Nord Anglia Education
Nord Anglia
25 April, 2024

Embracing Errors: How Mistakes Enhance Learning

Message from the Head of Secondary - Embracing Errors How Mistakes Enhance Learning
Sometimes, we get things wrong...

Sometimes we get things wrong. Whether it is a spelling error or the wrong answer to a maths sum, misunderstanding the meaning of a word or, thinking that photosynthesis has something to do with cameras… sometimes we get things wrong. In life, that can be a real problem. A friend of mine once put diesel into a petrol engine. He got that wrong, and it caused him an awful lot of problems. In school, we want the consequences of being wrong to cause fewer difficulties for our students, but that doesn’t mean we don’t want them to get things wrong occasionally.

A colleague of mine once had a display on his wall with a picture of all the students in his class and a space for them to write about the mistake they made this week. Crucially, there was also space for what they did about it. The display wasn’t a celebration of being wrong, but a place where students could reflect on the mistake and be proud of what they did next – how they fixed it! A great deal of learning comes from making a mistake or getting something wrong. Toddlers who bang their heads on a table tend to learn quickly that table edges are dangerous, and hopefully, it's a mistake they only make once.
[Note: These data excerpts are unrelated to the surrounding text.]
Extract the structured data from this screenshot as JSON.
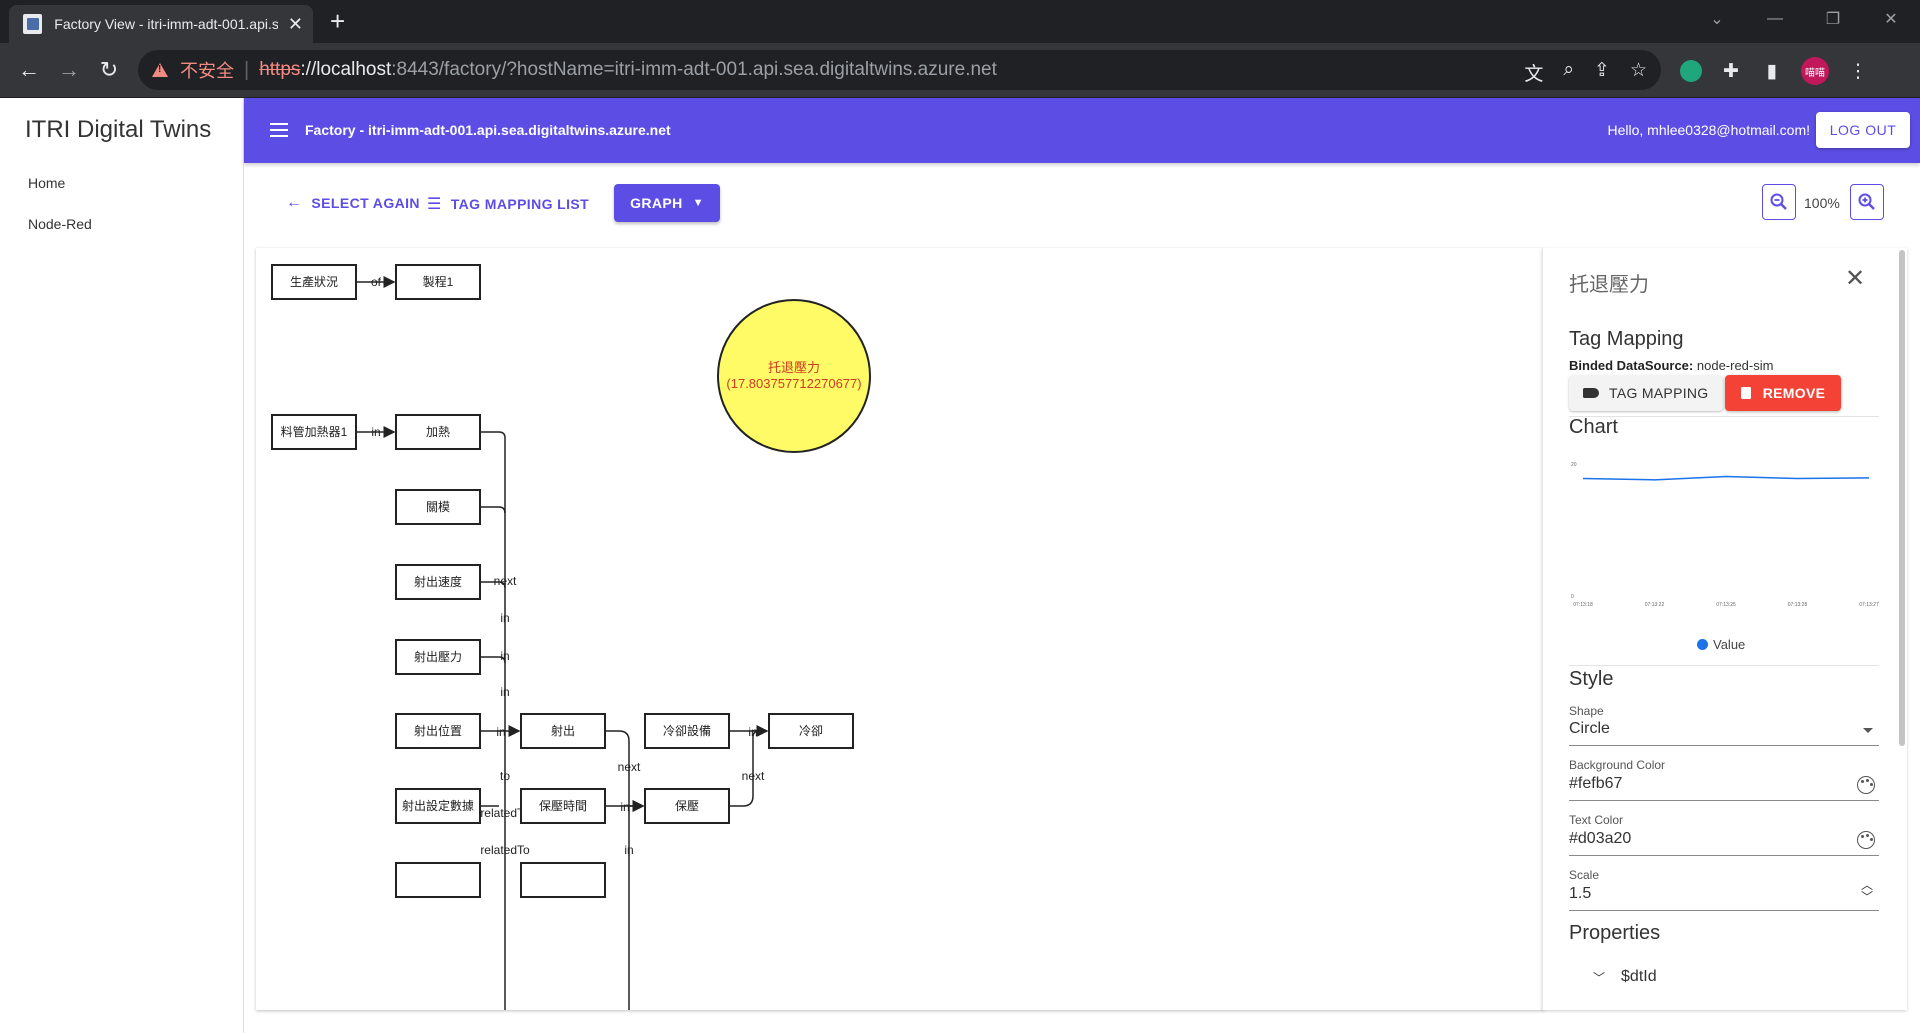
{
  "browser": {
    "tab_title": "Factory View - itri-imm-adt-001.api.s",
    "insecure_label": "不安全",
    "url_scheme": "https",
    "url_host": "://localhost",
    "url_rest": ":8443/factory/?hostName=itri-imm-adt-001.api.sea.digitaltwins.azure.net"
  },
  "sidebar": {
    "brand": "ITRI Digital Twins",
    "items": [
      {
        "label": "Home"
      },
      {
        "label": "Node-Red"
      }
    ]
  },
  "appbar": {
    "title": "Factory - itri-imm-adt-001.api.sea.digitaltwins.azure.net",
    "greeting": "Hello, mhlee0328@hotmail.com!",
    "logout_label": "LOG OUT"
  },
  "toolbar": {
    "select_again": "SELECT AGAIN",
    "tag_mapping_list": "TAG MAPPING LIST",
    "graph": "GRAPH",
    "zoom_level": "100%"
  },
  "graph": {
    "nodes": [
      {
        "id": "n1",
        "label": "生產狀況",
        "col": 0,
        "row": 0
      },
      {
        "id": "n2",
        "label": "製程1",
        "col": 1,
        "row": 0
      },
      {
        "id": "n3",
        "label": "料管加熱器1",
        "col": 0,
        "row": 2
      },
      {
        "id": "n4",
        "label": "加熱",
        "col": 1,
        "row": 2
      },
      {
        "id": "n5",
        "label": "關模",
        "col": 1,
        "row": 3
      },
      {
        "id": "n6",
        "label": "射出速度",
        "col": 1,
        "row": 4
      },
      {
        "id": "n7",
        "label": "射出壓力",
        "col": 1,
        "row": 5
      },
      {
        "id": "n8",
        "label": "射出位置",
        "col": 1,
        "row": 6
      },
      {
        "id": "n9",
        "label": "射出",
        "col": 2,
        "row": 6
      },
      {
        "id": "n10",
        "label": "冷卻設備",
        "col": 3,
        "row": 6
      },
      {
        "id": "n11",
        "label": "冷卻",
        "col": 4,
        "row": 6
      },
      {
        "id": "n12",
        "label": "射出設定數據",
        "col": 1,
        "row": 7
      },
      {
        "id": "n13",
        "label": "保壓時間",
        "col": 2,
        "row": 7
      },
      {
        "id": "n14",
        "label": "保壓",
        "col": 3,
        "row": 7
      }
    ],
    "edge_labels": [
      "of",
      "in",
      "next",
      "in",
      "in",
      "in",
      "in",
      "to",
      "next",
      "in",
      "next",
      "relatedTo",
      "relatedTo",
      "in",
      "in"
    ],
    "circle": {
      "label": "托退壓力",
      "value": "(17.803757712270677)",
      "fill": "#fefb67",
      "text_color": "#d03a20"
    }
  },
  "panel": {
    "title": "托退壓力",
    "tag_mapping_heading": "Tag Mapping",
    "binded_label": "Binded DataSource:",
    "binded_value": "node-red-sim",
    "tag_mapping_btn": "TAG MAPPING",
    "remove_btn": "REMOVE",
    "chart_heading": "Chart",
    "style_heading": "Style",
    "shape_label": "Shape",
    "shape_value": "Circle",
    "bg_label": "Background Color",
    "bg_value": "#fefb67",
    "text_color_label": "Text Color",
    "text_color_value": "#d03a20",
    "scale_label": "Scale",
    "scale_value": "1.5",
    "properties_heading": "Properties",
    "prop_dtid": "$dtId"
  },
  "chart_data": {
    "type": "line",
    "x": [
      "07:13:18",
      "07:13:22",
      "07:13:25",
      "07:13:28",
      "07:13:27"
    ],
    "series": [
      {
        "name": "Value",
        "values": [
          17.8,
          17.6,
          18.1,
          17.8,
          17.9
        ]
      }
    ],
    "ylim": [
      0,
      20
    ],
    "y_ticks": [
      "0",
      "20"
    ],
    "legend": "bottom",
    "color": "#1a73e8"
  }
}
Teachers sometimes deliberately lead students into mistakes – verb endings in French and Spanish spring to mind. There are rules about verb endings in Latin languages, but there are always exceptions – allowing a student to make the grammatical mistake in order to highlight the exception can be a useful learning tool. The mistake will annoy the students because they are ‘‘following the rule!’’ and that emotional attachment to the error can be a useful aid to memory. In Computer Science, a teacher might spot that a student has made a coding error, but decides not to tell the student. The student will only know they have made an error when they attempt to run the code, meaning that the student must painstakingly search through the code to find the error. This is a fantastic exercise in patience and attention to detail, not to mention a powerful motivation for getting code right in the first place next time - exactly the learning outcomes that the teacher was hoping for.
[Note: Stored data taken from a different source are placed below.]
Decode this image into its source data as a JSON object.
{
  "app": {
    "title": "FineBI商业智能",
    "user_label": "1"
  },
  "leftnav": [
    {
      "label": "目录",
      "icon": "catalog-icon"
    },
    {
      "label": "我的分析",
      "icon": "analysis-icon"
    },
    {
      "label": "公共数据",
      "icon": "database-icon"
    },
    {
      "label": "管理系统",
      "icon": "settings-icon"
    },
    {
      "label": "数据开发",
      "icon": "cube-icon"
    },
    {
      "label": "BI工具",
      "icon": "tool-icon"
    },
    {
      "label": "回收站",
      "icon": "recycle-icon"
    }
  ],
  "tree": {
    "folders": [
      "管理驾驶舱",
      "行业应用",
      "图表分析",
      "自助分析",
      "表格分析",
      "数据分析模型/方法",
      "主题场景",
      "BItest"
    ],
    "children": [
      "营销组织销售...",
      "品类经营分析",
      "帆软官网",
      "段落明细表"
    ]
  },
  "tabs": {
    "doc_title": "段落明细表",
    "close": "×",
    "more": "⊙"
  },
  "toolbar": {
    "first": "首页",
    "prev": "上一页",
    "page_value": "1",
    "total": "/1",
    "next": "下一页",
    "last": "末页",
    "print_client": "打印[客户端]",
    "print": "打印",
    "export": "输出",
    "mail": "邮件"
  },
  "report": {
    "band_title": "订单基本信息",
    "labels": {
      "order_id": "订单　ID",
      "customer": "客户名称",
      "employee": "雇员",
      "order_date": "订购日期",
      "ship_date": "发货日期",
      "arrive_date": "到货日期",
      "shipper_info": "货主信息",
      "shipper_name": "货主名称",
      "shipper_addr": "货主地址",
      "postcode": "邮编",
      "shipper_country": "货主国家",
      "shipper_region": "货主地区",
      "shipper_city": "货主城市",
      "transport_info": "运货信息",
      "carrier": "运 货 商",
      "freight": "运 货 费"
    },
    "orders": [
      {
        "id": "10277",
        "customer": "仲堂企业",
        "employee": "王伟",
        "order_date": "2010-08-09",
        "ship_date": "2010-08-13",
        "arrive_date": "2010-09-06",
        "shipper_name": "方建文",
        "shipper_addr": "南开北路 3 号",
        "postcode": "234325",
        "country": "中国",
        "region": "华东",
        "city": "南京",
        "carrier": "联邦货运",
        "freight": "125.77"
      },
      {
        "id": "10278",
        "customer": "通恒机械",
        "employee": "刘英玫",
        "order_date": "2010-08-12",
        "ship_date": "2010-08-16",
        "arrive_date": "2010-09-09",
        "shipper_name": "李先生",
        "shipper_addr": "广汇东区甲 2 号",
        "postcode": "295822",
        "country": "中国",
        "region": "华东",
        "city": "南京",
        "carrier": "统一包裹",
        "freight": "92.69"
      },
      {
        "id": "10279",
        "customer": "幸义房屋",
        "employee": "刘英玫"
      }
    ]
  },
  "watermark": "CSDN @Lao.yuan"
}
We might expect a teacher’s role to be about preventing errors and mistakes, but often when a teacher sees a student making an error, the right thing to do is let the scene play out until the student realises it for themselves. There are many powerful learning moments that can happen in a classroom, and the moment when a student stops abruptly and says out loud ‘I’ve got this wrong…’ is one of them. Questions such as ‘how do you know?’, ‘what made you realise?’, ‘what are you going to do next?’ are a vital part of the next stage in learning and more powerful for learning than ‘don’t worry, I’ll fix it for you’.
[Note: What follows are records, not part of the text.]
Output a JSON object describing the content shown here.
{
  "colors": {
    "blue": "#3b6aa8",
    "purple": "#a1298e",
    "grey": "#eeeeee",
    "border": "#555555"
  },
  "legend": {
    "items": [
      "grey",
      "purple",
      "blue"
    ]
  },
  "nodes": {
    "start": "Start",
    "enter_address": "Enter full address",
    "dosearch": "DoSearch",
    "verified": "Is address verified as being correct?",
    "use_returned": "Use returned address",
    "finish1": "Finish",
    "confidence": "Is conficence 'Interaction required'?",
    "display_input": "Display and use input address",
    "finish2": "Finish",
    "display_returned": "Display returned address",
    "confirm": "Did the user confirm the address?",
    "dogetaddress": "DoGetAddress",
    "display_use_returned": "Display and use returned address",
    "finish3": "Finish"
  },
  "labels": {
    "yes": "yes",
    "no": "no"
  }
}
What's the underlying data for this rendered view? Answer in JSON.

As students get older, the stakes get higher, mistakes in a GCSE exam or an IB exam matter more because they are seen by a stranger, someone whose job is to assess the learning that has taken place, rather than by the teacher who is there to help the learning take place. And of course, we try to make sure our older students make as few mistakes as possible in those exams. But the learning principle remains the same. As parents and teachers, we shouldn’t be hoping that our children don’t make mistakes – that’s pointless, they will (you do – so do I!). We should be hoping that they know and understand when they’ve made one, that they are reflective enough to appreciate why they made the mistake, and hardworking enough to want to put it right.